Durante o longo período evolutivo coberto de algas aquáticas a plantas terrestres, as plantas adaptaram-se aos nichos ambientais com as estratégias evolutivas como a duplicação de genes e a evolução convergente pela filtração da selecção natural. Os genes da biossíntese do shikimate das plantas evoluíram em conformidade (Figura 3). Nesta revisão, demonstramos que os genes biossintéticos do metabolismo primário dos aminoácidos aromáticos estão bem conservados entre as algas e todas as plantas terrestres. Entretanto, ao contrário das espécies de algas que não possuem isoformas nem genes duplicados em seus genomas, todas as plantas terrestres abrigam duplicações de genes incluindo duplicações de genes tandem que são particularmente proeminentes nos casos de DAHPS, DHQD/SD, CS, CM, e ADT (Figura 3A; Tabela 2). Nossa análise filogenética revelou uma clara separação entre algas, monocotiledôneas, dicotiledôneas, espécies lenhosas e plantas leguminosas. A análise da presença e do número de cópias de genes-chave através destas espécies dá várias dicas de como melhorar a nossa compreensão do andaime a partir do qual estes genes evoluíram. No entanto, as pressões evolutivas exatas sobre os genes da biossíntese do xiquimato, incluindo a ocorrência única do complexo Arom, exigirão estudos adicionais consideráveis. Dito isto é intrigante comparar e contrastar os genes biossintéticos dos que se encontram a jusante deles na produção de fenólicos vegetais (Figura 3B). Curiosamente, os genes da via shikimate são onipresentes através da linhagem verde, enquanto isto não pode ser dito para todos os genes a jusante da biossíntese fenilpropanoide. Além disso, há uma duplicação muito maior de genes dentro da biossíntese fenilpropanoide do que a biossíntese do xiquimato (Figura 3A; Tabela 2).

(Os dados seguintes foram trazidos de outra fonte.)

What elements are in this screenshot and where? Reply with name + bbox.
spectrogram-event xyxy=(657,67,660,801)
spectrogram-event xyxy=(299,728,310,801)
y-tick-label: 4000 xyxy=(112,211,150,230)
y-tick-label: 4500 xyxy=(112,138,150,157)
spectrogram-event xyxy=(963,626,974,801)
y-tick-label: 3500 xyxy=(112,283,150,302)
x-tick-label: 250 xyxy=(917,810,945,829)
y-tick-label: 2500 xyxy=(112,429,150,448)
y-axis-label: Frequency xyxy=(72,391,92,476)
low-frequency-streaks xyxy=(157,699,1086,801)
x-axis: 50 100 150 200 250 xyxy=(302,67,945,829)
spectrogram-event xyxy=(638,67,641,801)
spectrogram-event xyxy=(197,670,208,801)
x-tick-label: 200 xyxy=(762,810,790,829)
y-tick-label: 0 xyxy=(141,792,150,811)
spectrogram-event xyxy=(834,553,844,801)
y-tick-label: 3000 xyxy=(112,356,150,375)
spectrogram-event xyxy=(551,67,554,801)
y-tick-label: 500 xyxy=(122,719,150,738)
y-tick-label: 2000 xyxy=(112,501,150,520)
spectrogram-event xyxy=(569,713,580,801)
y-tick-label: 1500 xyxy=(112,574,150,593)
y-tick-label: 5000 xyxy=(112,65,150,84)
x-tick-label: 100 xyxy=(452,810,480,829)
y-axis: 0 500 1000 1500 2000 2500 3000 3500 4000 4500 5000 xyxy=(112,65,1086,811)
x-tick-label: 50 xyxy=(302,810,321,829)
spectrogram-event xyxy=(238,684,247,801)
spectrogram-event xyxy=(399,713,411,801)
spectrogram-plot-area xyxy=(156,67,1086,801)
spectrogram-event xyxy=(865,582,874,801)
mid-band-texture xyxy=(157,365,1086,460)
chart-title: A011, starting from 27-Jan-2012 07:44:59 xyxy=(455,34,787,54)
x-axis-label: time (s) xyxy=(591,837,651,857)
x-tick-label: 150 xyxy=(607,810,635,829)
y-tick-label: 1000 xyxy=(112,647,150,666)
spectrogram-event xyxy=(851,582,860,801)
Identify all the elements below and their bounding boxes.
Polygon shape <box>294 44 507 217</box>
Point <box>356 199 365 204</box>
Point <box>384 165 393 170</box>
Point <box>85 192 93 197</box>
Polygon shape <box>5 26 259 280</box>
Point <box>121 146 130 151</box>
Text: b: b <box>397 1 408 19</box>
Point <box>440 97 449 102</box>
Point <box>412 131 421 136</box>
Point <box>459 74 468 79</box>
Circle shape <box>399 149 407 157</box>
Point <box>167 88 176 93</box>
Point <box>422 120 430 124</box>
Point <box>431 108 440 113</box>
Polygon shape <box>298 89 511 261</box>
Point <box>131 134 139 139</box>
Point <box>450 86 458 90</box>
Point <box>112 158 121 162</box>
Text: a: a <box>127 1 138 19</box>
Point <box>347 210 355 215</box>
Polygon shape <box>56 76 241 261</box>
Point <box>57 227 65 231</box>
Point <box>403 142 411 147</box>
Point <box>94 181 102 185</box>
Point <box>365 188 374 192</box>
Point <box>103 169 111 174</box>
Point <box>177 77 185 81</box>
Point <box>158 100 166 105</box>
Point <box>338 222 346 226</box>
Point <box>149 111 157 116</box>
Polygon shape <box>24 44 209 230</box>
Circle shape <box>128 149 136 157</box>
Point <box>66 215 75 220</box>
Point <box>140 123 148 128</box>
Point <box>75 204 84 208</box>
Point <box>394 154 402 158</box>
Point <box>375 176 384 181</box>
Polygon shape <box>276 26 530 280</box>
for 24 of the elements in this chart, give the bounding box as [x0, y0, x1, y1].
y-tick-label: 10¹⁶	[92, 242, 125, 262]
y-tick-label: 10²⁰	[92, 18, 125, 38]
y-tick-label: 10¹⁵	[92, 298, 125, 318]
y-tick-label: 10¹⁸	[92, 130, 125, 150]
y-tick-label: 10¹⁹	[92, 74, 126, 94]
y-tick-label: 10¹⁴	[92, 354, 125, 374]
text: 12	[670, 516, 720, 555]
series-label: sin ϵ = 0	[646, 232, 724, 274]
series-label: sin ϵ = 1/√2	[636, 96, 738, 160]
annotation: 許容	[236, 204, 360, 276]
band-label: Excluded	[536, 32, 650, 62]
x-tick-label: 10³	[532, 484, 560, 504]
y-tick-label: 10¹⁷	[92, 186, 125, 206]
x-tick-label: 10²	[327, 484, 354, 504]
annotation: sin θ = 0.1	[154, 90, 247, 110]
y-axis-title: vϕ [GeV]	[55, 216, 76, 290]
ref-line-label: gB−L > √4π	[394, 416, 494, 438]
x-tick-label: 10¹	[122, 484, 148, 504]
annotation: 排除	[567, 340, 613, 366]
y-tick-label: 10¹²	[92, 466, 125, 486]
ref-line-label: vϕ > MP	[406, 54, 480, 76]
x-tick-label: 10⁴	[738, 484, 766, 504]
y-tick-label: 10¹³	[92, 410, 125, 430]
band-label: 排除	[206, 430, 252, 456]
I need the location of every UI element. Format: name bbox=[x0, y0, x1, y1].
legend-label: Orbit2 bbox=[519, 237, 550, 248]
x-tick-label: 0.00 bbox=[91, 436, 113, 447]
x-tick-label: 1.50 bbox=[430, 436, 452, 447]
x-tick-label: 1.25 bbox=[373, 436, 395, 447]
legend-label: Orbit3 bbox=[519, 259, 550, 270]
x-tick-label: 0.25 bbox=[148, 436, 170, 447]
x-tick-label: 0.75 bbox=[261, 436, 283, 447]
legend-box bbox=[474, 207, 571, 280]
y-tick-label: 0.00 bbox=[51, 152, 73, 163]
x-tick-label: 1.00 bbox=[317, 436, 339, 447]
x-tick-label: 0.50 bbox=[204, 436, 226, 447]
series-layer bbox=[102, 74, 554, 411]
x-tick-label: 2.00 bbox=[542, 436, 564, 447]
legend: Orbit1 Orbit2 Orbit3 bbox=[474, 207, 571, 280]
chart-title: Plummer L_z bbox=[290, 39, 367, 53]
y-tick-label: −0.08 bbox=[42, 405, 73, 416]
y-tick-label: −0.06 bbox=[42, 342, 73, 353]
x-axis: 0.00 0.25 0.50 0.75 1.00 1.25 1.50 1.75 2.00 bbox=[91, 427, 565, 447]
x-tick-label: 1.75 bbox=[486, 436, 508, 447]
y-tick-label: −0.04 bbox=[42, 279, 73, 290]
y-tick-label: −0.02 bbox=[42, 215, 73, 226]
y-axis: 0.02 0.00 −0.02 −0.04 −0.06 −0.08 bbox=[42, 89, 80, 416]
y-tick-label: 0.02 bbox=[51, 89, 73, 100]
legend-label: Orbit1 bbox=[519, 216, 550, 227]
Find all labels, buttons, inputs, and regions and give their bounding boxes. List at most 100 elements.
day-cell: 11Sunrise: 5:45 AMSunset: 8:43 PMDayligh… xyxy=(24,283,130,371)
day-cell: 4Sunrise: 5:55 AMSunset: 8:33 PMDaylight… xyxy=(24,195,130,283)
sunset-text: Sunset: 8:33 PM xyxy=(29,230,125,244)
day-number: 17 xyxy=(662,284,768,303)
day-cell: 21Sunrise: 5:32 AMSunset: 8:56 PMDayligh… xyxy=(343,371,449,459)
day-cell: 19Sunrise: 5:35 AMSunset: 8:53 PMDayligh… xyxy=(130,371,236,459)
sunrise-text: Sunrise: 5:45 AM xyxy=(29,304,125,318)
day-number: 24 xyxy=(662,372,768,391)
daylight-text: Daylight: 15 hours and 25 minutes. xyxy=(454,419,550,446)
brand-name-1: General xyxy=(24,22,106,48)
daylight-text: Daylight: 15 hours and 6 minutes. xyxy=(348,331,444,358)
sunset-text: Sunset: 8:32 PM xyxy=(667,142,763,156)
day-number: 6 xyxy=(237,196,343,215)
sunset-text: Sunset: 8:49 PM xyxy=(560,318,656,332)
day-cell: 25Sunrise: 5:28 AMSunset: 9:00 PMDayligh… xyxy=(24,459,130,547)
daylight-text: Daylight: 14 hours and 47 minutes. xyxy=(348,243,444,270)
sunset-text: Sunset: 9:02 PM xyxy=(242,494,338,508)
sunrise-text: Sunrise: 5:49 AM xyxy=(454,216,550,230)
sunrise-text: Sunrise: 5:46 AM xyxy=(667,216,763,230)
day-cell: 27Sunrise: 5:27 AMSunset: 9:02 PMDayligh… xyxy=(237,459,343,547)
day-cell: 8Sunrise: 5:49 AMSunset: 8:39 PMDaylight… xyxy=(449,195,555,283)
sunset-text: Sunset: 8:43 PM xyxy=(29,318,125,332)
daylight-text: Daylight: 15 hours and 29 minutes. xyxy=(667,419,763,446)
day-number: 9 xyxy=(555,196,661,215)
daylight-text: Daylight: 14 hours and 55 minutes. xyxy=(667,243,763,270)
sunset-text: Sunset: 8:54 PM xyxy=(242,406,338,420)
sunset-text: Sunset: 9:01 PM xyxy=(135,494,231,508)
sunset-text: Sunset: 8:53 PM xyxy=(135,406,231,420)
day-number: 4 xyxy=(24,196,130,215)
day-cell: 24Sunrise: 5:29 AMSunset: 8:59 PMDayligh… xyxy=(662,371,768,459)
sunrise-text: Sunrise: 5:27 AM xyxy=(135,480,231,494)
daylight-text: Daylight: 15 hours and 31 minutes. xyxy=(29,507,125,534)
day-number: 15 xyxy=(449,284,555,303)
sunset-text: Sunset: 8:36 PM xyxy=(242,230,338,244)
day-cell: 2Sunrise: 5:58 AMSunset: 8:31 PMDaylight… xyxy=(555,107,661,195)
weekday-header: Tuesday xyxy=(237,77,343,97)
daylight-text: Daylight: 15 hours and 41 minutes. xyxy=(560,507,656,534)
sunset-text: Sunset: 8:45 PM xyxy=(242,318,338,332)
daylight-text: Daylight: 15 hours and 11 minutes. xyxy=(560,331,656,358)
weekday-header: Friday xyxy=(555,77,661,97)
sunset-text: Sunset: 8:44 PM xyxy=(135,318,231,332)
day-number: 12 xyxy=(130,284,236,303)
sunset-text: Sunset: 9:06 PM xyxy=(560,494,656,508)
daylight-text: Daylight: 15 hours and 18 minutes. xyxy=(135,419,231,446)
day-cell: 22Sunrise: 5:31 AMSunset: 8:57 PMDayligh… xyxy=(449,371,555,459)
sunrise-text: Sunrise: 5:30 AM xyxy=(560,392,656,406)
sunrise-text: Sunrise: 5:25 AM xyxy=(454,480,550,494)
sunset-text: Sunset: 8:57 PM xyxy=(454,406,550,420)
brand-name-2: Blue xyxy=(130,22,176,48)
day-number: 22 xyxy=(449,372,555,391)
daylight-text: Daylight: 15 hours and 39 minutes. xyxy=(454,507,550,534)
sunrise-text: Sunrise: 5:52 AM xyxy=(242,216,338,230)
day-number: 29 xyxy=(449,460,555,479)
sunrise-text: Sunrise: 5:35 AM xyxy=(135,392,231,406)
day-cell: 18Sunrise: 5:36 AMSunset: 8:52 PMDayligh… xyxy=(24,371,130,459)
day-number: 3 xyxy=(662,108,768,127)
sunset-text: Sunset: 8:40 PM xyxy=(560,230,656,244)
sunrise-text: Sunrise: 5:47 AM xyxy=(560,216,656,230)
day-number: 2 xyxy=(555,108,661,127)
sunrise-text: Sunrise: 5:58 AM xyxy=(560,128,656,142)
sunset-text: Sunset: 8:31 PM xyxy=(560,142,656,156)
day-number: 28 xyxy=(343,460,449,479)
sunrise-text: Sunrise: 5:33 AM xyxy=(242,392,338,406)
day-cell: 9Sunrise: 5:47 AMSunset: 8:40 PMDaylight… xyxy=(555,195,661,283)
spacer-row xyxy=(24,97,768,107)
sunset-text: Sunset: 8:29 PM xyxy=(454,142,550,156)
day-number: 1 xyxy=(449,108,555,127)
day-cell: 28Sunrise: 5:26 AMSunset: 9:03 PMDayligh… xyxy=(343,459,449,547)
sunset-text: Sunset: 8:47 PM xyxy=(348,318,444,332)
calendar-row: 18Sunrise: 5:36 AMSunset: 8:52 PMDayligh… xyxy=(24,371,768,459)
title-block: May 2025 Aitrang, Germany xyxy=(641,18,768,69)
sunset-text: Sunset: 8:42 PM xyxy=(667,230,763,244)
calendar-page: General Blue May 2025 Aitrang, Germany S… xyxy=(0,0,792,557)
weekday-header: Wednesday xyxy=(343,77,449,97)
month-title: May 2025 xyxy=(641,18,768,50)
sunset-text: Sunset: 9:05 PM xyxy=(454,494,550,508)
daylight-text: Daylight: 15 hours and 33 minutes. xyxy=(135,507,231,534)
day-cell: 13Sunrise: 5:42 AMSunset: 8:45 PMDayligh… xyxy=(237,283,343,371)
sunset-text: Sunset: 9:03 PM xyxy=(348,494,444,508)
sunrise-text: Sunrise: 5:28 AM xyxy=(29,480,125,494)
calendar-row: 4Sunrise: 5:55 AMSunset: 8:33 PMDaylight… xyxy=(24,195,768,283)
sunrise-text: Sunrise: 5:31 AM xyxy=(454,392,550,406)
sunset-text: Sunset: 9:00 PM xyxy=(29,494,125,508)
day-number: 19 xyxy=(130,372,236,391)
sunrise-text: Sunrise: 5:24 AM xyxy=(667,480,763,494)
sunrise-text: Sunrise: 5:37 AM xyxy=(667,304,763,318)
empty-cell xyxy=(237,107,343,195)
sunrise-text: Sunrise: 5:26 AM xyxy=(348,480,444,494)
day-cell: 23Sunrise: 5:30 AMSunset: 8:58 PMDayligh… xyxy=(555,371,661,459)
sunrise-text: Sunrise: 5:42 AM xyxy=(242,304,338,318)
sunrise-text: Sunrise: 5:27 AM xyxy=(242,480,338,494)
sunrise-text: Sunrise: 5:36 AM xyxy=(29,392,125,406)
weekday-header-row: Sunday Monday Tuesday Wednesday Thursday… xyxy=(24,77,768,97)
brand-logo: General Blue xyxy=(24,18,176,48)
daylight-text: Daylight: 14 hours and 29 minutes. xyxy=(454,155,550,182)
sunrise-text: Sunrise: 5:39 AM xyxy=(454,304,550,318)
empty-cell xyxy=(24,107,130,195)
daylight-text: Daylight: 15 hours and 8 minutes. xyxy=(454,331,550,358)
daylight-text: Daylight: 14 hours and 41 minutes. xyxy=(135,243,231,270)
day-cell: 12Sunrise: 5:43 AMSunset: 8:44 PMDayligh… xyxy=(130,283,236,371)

Este fato também se reflete no nível de diversidade química das respectivas vias com a essencialidade da via do xiquimato impedindo muita diversidade, mas as espécies fenilpropanoides muitas vezes são redundantes em função umas das outras. Parece provável que a via fenilpropanoide tenha surgido inicialmente através de mutações que se acumularam nos genes da via do xiquimato. Entretanto, enquanto estes foram potencialmente benéficos em plantas terrestres por razões que discutimos em nossa recente revisão destes compostos (Tohge et al., 2013) eles não parecem compartilhar a essencialidade do xiquimato em toda a linhagem verde.

Conflito de interesses

Os autores declaram que a pesquisa foi realizada na ausência de quaisquer relações comerciais ou financeiras que pudessem ser interpretadas como um potencial conflito de interesses.

Conhecimento

Atividade de pesquisa de Takayuki Tohge é apoiada pela Fundação Alexander von Humboldt. O financiamento da Max-Planck-Society (para Takayuki Tohge, Mutsumi Watanabe, Rainer Hoefgen, Alisdair R. Fernie) é reconhecido com gratidão.